6. Notes on this Assignment

Be sure to use proper terminology (e.g., epoch, repetition) when describing your choices.

You may write your program from scratch or may start from programs for which the source code is freely available (such as on the web or from friends or student organizations). If you do not start from scratch, you must give a complete and accurate accounting of where all of your code came from and indicate which parts are original or changed, and which you got from which other source.

As an alternative to writing your own code, either from scratch or building on existing code, you may complete this assignment by using one of the many ANN packages available these days. However, it has to be something freely available and needs to allow the configuration you've used to be exported, so that I can download it and try out the configuration you've submitted.
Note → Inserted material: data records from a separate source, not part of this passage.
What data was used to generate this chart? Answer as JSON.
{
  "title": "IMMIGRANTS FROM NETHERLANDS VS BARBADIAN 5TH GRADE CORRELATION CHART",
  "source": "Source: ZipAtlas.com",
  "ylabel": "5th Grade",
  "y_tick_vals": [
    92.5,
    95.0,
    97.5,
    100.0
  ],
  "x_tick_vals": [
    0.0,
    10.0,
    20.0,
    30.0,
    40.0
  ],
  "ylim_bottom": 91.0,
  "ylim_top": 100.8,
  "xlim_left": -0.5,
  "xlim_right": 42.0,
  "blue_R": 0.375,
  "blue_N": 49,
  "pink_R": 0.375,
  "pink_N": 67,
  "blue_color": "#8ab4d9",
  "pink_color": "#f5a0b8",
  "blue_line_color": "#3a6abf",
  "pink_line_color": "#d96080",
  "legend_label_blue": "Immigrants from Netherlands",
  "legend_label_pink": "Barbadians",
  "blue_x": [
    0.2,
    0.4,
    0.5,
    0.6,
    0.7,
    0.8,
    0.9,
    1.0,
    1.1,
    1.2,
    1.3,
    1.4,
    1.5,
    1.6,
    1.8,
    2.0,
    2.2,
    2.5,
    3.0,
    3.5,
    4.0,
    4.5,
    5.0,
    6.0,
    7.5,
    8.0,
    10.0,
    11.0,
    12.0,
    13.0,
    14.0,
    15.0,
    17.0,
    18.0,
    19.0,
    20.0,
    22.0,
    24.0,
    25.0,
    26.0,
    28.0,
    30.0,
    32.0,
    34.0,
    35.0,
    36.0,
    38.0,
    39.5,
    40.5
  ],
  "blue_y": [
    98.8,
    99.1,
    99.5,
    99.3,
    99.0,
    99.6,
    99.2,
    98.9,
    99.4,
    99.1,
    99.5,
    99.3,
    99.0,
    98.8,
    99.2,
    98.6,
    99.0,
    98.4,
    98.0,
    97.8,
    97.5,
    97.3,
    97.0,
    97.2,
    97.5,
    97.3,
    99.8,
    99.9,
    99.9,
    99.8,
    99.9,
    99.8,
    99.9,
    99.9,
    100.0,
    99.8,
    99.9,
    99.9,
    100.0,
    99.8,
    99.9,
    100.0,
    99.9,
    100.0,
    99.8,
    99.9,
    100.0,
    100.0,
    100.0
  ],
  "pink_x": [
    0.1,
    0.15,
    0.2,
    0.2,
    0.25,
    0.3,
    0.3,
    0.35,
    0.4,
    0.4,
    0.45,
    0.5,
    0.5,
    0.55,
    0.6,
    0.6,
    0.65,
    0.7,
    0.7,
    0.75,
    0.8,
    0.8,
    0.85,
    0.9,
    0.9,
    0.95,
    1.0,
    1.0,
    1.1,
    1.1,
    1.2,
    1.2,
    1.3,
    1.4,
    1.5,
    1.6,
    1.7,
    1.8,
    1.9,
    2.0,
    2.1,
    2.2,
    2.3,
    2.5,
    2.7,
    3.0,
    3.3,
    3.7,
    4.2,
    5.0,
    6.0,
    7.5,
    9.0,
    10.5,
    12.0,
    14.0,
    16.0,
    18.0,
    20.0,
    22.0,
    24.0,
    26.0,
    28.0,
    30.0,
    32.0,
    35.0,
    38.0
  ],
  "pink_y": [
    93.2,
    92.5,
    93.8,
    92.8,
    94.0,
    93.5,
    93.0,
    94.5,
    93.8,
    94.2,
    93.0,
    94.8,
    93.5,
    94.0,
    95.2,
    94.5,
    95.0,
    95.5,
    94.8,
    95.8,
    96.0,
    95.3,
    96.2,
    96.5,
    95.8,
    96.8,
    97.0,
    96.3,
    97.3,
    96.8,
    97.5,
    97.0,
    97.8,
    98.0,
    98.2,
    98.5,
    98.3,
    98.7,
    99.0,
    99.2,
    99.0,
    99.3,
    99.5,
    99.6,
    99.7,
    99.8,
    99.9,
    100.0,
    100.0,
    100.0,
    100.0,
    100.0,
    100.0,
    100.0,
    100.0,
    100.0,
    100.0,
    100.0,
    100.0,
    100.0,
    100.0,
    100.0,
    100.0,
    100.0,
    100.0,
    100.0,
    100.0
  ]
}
In addition, if you use a third-party package, you must graph the functions learned by your ANN.

For the written components of this assignment you may follow the format or content of other written works but you must give a complete and accurate accounting of who deserves credit for all parts of your documents.

Failure to give credit where credit is due is academic fraud and will be dealt with accordingly. See the University’s web pages on academic integrity.